Newcastle Knights NRL players visit Cooranbong Public School to teach lessons of respect and belonging

CHILDREN at Cooranbong Public School received a lesson in respect and belonging when a delegation of Newcastle Knights rugby league players visited on Thursday.

The 30-minute presentation in the school hall was part of the National Rugby League’s Community Carnival initiative.

Each of the NRL clubs has embarked on a month-long series of NRL Community Carnival visits during February, throughout Australia and New Zealand.

Players are meeting with fans in more than 80 communities, and educating students on respect and diversity.

In the local area, the Knights are targeting schools in the Glendale, Southlakes and Macquarie United junior rugby league districts.

NRL game development officer Lyndon Sheppard told the Lakes Mail the focus of this year’s school visits was on “the importance of respect, belonging and celebrating differences both on and off the field”.

The themes in previous Community Carnivals have included ‘Tackling bullying’, and ‘Eat well. Stay well. Play well’, he said.

Newcastle Knights in handshake competition

Knights stars Jamie Buhrer, Nathan Ross, Ken Sio and Brock Lamb were mobbed by excited children as soon as they set foot in the Cooranbong school playground.

During the presentation, Mr Sheppard spoke of the importance of making newcomers – in sporting teams, schools, and neighbourhoods –  feel like they belong.

Nathan Ross meets the Cooranbong kids

Buhrer then took to the microphone to tell of his experience in being welcomed by his new team-mates at Newcastle since leaving the Manly club at the end of 2016.

A highlight for the children was when four volunteers were chosen to learn a fun handshake with the Knights which they got to perform at the assembly.

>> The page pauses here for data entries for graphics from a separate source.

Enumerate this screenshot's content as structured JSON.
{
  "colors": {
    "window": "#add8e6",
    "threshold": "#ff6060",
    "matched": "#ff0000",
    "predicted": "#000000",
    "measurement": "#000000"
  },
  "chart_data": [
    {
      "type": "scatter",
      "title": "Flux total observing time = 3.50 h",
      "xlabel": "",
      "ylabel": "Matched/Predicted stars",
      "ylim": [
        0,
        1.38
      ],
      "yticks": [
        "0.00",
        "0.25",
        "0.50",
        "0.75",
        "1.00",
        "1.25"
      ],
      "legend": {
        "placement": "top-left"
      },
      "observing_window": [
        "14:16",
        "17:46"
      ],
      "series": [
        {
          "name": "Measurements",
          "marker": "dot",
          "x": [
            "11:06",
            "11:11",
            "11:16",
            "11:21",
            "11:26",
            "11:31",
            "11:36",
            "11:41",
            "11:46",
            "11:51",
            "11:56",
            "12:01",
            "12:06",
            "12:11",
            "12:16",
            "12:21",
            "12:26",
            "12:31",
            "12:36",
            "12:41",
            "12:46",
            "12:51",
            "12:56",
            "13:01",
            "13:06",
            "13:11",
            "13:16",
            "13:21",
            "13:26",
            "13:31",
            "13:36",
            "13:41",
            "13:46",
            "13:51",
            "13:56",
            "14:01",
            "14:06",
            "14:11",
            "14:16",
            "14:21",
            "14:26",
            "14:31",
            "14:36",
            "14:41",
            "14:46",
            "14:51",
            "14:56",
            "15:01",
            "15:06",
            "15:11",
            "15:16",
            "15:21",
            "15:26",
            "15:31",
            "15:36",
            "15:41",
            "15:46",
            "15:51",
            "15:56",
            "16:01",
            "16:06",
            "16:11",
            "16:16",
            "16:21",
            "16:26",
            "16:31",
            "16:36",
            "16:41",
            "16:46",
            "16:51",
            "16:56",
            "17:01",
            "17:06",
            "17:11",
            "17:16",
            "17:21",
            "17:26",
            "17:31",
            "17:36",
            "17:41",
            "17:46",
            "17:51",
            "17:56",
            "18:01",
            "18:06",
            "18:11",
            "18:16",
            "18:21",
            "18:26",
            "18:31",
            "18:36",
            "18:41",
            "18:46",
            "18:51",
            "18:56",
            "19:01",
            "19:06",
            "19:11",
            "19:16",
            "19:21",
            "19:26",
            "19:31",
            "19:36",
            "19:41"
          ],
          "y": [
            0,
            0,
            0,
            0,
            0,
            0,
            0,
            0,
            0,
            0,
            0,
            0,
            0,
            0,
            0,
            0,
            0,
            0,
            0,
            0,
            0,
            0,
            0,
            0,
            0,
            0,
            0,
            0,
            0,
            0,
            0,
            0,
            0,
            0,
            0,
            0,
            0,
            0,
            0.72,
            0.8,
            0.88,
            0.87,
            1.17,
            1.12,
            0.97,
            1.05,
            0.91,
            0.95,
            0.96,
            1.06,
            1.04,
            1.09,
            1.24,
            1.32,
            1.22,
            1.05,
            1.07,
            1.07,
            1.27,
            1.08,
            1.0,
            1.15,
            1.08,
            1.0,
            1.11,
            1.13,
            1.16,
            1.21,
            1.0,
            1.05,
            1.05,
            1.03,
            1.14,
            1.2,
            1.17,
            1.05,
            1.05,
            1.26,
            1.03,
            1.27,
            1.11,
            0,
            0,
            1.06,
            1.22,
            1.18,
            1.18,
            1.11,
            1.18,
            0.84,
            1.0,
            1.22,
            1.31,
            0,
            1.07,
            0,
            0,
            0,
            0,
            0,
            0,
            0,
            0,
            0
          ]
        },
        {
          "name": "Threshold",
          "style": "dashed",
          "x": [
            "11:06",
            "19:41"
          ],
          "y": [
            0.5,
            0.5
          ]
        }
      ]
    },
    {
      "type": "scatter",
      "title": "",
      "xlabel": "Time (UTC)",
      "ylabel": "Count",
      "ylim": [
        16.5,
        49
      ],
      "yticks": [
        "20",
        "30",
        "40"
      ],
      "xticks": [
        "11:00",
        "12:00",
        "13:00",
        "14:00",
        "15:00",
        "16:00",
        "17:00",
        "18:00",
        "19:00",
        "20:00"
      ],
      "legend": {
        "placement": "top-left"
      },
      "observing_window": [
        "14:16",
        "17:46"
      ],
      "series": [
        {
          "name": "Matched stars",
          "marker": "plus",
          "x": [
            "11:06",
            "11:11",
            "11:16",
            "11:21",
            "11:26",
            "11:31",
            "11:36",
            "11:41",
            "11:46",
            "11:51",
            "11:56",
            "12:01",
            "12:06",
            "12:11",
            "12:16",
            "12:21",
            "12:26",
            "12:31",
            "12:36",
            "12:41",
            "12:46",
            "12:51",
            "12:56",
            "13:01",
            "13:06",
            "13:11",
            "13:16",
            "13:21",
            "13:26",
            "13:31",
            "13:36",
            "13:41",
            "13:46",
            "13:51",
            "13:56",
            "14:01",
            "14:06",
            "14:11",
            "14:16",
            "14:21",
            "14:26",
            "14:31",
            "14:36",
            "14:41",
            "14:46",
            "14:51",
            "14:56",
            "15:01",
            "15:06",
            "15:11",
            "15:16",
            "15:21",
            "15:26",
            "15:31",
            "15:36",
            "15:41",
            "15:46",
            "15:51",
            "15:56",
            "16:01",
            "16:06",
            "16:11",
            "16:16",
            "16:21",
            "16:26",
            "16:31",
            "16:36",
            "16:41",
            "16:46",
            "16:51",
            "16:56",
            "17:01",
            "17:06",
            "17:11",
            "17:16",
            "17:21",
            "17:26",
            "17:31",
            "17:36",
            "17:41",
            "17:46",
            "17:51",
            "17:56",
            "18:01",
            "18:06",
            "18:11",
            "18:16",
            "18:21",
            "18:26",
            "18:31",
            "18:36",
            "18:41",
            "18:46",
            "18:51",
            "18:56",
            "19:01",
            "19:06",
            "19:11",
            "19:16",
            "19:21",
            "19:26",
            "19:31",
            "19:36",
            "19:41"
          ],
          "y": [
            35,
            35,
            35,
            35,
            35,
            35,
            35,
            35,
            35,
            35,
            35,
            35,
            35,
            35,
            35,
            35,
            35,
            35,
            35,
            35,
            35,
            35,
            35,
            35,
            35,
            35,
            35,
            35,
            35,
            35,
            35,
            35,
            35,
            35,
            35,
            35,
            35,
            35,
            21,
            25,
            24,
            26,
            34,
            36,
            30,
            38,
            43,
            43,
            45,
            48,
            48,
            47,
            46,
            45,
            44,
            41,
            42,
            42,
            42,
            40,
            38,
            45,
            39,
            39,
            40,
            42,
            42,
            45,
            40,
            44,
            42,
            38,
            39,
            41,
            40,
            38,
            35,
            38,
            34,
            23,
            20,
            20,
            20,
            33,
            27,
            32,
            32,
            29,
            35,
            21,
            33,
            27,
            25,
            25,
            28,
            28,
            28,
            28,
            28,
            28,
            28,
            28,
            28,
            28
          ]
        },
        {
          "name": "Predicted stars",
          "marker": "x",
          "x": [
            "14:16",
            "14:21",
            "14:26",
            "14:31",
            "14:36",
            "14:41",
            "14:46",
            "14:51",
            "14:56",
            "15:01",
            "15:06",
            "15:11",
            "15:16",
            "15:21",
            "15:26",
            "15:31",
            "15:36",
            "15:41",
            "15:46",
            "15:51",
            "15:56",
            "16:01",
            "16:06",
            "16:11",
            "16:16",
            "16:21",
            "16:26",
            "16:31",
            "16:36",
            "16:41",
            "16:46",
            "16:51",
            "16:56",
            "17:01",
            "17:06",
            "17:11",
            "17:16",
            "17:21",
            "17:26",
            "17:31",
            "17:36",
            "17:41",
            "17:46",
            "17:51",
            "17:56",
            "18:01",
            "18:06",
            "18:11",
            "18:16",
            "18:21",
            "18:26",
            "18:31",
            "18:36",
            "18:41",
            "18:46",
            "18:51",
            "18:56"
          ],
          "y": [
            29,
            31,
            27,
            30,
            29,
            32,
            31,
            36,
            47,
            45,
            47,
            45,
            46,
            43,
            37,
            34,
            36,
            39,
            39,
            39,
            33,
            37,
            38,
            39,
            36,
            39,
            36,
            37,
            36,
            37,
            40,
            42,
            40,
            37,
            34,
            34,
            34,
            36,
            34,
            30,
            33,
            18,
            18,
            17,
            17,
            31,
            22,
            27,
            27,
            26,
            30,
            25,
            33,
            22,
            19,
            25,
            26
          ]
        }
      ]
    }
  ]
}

The presentation featured video footage of NRL stars telling their stories, as well as questions to test the children’s understanding of the lesson.

In one exercise, the four Knights’ players stood at the front of the stage and the children were invited to point out the differences between the men.

Now in its 17th year, the NRL Community Carnival  will reach more than 250,000 children this year.